How do we know? Who knows what they're trained on?

> it's sampling from similar text which is distributed so-as-to-express a thought by some agent;

Your hypotheses 1 and 2 are not so different when you consider that the similarity function used to match text in the training data must be highly nontrivial. If it were not, then things like GPT-3 would have been possible a long time ago. As a concrete example, LLMs can do decent reasoning entirely in rot13; the relevant rot13'ed text is likely very rare in their training data. The fact that the similarity function can "see through" rot13 means that it can in principle include nontrivial computations.

> There's two hypotheses for how LLMs generate apparently "thought-expressing" outputs: Hyp1 -- it's sampling from similar text which is distributed so-as-to-express a thought by some agent; Hyp2 -- it has the capacity to form that thought.

There's also another hypothesis: Hyp3 -- that Hyp1 and Hyp2 converge as the LLM is scaled up (more training data, more dimensions in the latent space), and in the limit become equivalent.

They're indistinguishable via naive measurement (prompting) if the LLM can sample from all possible data: there's a very large infinity of (Q, A, time) triples (ie., it's real-valued).

But it cannot, since most of those are in the future.

Failing on "trivial alterations to the same underlying domain" is a not a disproof of thought.

Your argument also implies hyp1 and 2 are exclusive, clearly both can be true, and in fact must be true, unless you are claiming that you do not "sample" from similar language to express your own thoughts? Where does your language come from then, if not learning from previous experience?

While I agree with you on the relation of GP's Hyp1 and Hyp2, you are making an unfounded assumption of a sampling process being necessary to perform human speech. I do not believe we have the understanding of how thought is represented in the human brain to make that judgement. In other words, just because sampling from a distribution can produce human-like text does not mean that it is the only way to do that, and thus that it must be the way that humans produce text, spoken or written.
We might be talking about 2 different things. I was referring to the backwards learning pass and you seem to be referring to the forward inference pass, but what is an alternative to learning (or producing) text which does not involve sampling from some larger space? (Also I’m not a statistician so I’m not sure if these are technically “distributions”)
"Trivial to show" as in it's trivial to show that addition on uint8 doesn't work ie. 250+250?
Don't try to ham-fist scientific sounding wording into your (very unscientific) argument. This is not a disproof of anything because you failed to define what it means to have the ability to form rational thoughts. With a definition, you would then wanna prove this for humans as a sanity check: Do we never make stupid mistakes? Ok, we make fewer of those than LLMs. Then what is the threshold for accuracy after which you consider a system to be intelligent? Do all humans pass that threshold, or do kids or people with a lower than average IQ fail?
This entire paper is written as a disproof of the distributional hypothesis. If you want to understand why it's a profoundly unhelpful pseudoscientific idea, this paper is a good start.
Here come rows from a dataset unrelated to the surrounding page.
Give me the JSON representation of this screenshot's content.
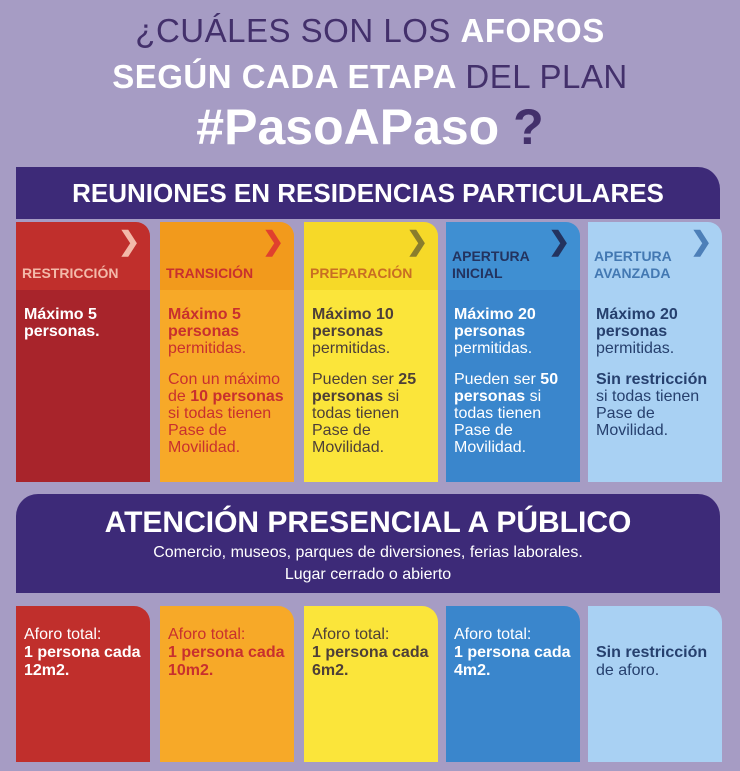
{
  "title": {
    "line1_a": "¿CUÁLES SON LOS ",
    "line1_b": "AFOROS",
    "line2_a": "SEGÚN CADA ETAPA ",
    "line2_b": "DEL PLAN",
    "line3": "#PasoAPaso",
    "line3_q": "?"
  },
  "section1": {
    "title": "REUNIONES EN RESIDENCIAS PARTICULARES"
  },
  "section2": {
    "title": "ATENCIÓN PRESENCIAL A PÚBLICO",
    "subtitle": "Comercio, museos, parques de diversiones, ferias laborales.",
    "subtitle2": "Lugar cerrado o abierto"
  },
  "chevron": "❯",
  "phases": [
    {
      "name_l1": "RESTRICCIÓN",
      "name_l2": "",
      "reu_a_bold": "Máximo 5 personas.",
      "reu_a_rest": "",
      "reu_b_pre": "",
      "reu_b_bold": "",
      "reu_b_post": "",
      "pub_pre": "Aforo total:",
      "pub_bold": "1 persona cada 12m2.",
      "pub_post": "",
      "colors": {
        "header_bg": "#c02f2c",
        "header_fg": "#f3b9a9",
        "chev": "#f3b9a9",
        "body_bg": "#a8242b",
        "text": "#ffffff",
        "bold": "#ffffff",
        "pub_bg": "#c02f2c"
      }
    },
    {
      "name_l1": "TRANSICIÓN",
      "name_l2": "",
      "reu_a_bold": "Máximo 5 personas",
      "reu_a_rest": "permitidas.",
      "reu_b_pre": "Con un máximo de",
      "reu_b_bold": "10 personas",
      "reu_b_post": "si todas tienen Pase de Movilidad.",
      "pub_pre": "Aforo total:",
      "pub_bold": "1 persona cada 10m2.",
      "pub_post": "",
      "colors": {
        "header_bg": "#f29a1c",
        "header_fg": "#c8302e",
        "chev": "#e0402e",
        "body_bg": "#f7a928",
        "text": "#c8302e",
        "bold": "#c8302e",
        "pub_bg": "#f7a928"
      }
    },
    {
      "name_l1": "PREPARACIÓN",
      "name_l2": "",
      "reu_a_bold": "Máximo 10 personas",
      "reu_a_rest": "permitidas.",
      "reu_b_pre": "Pueden ser",
      "reu_b_bold": "25 personas",
      "reu_b_post": "si todas tienen Pase de Movilidad.",
      "pub_pre": "Aforo total:",
      "pub_bold": "1 persona cada 6m2.",
      "pub_post": "",
      "colors": {
        "header_bg": "#f6d928",
        "header_fg": "#c86e23",
        "chev": "#8a7d2c",
        "body_bg": "#fbe53a",
        "text": "#4d3f38",
        "bold": "#4d3f38",
        "pub_bg": "#fbe53a"
      }
    },
    {
      "name_l1": "APERTURA",
      "name_l2": "INICIAL",
      "reu_a_bold": "Máximo 20 personas",
      "reu_a_rest": "permitidas.",
      "reu_b_pre": "Pueden ser",
      "reu_b_bold": "50 personas",
      "reu_b_post": "si todas tienen Pase de Movilidad.",
      "pub_pre": "Aforo total:",
      "pub_bold": "1 persona cada 4m2.",
      "pub_post": "",
      "colors": {
        "header_bg": "#3f8fd2",
        "header_fg": "#23335f",
        "chev": "#23335f",
        "body_bg": "#3a86cc",
        "text": "#ffffff",
        "bold": "#ffffff",
        "pub_bg": "#3a86cc"
      }
    },
    {
      "name_l1": "APERTURA",
      "name_l2": "AVANZADA",
      "reu_a_bold": "Máximo 20 personas",
      "reu_a_rest": "permitidas.",
      "reu_b_pre": "",
      "reu_b_bold": "Sin restricción",
      "reu_b_post": "si todas tienen Pase de Movilidad.",
      "pub_pre": "",
      "pub_bold": "Sin restricción",
      "pub_post": "de aforo.",
      "colors": {
        "header_bg": "#a9d1f3",
        "header_fg": "#4378b2",
        "chev": "#4d7fb8",
        "body_bg": "#a9d1f3",
        "text": "#26406e",
        "bold": "#26406e",
        "pub_bg": "#a9d1f3"
      }
    }
  ]
}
The test for a capacity C in a system1 has nothing to do with proxy measures of that capacity in system2.

The capacity for an oven to cook food may be measured by how much smoke it lets of when burning -- but no amount of "smoke" establishes that a dry ice machine can cook.
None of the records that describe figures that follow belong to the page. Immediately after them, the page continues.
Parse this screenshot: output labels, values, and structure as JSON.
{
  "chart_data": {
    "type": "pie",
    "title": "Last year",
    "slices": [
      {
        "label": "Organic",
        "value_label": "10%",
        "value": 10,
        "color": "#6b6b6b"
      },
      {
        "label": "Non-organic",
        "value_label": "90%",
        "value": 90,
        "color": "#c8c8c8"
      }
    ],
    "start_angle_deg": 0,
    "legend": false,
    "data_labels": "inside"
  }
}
This type of "engineering thinking" is pseudoscience.

>The capacity for an oven to cook food may be measured by how much smoke it lets of when burning -- but no amount of "smoke" establishes that a dry ice machine can cook.
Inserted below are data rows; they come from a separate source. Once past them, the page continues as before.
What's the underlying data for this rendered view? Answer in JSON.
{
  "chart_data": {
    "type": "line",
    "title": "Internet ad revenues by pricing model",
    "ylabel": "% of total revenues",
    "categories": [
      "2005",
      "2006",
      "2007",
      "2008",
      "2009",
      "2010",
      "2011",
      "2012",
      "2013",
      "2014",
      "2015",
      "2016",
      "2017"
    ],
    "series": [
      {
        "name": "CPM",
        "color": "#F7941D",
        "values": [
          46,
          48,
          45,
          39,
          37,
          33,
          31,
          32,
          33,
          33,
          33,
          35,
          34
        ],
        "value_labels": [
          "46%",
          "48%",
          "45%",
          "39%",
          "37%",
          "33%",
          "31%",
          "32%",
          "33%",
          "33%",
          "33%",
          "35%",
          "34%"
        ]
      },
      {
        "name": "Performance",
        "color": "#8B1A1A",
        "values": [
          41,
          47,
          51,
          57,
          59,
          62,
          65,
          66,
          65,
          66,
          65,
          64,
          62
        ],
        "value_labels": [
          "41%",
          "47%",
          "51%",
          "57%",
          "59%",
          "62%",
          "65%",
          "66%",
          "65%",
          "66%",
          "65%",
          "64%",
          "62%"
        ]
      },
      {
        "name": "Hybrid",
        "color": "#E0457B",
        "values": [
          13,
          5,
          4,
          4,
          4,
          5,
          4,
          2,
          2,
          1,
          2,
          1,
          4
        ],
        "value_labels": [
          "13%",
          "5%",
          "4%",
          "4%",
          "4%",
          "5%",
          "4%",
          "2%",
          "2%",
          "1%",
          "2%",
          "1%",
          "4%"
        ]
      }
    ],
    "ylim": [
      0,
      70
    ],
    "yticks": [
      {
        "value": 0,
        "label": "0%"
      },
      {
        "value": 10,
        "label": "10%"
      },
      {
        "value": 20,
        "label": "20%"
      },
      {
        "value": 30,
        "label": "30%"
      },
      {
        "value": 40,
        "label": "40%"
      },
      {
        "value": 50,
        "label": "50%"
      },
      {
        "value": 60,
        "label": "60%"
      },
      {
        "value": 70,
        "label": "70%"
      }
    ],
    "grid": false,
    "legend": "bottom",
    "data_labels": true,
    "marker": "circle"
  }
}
You seem to be talking past me, as nowhere did I claim that LLMs are intelligent. That's the point – Unlike you I do not claim to be able to prove or disprove this. I argue that your comment is the one that is pseudoscientific because you didn't provide (even a semblance of) a rigorous definition of intelligence.

> humans

There is intelligent thought and action, and there is unintelligent thought and action. Intelligent is that "which checked" (intus-legere); the other, the """impulsive""", is not.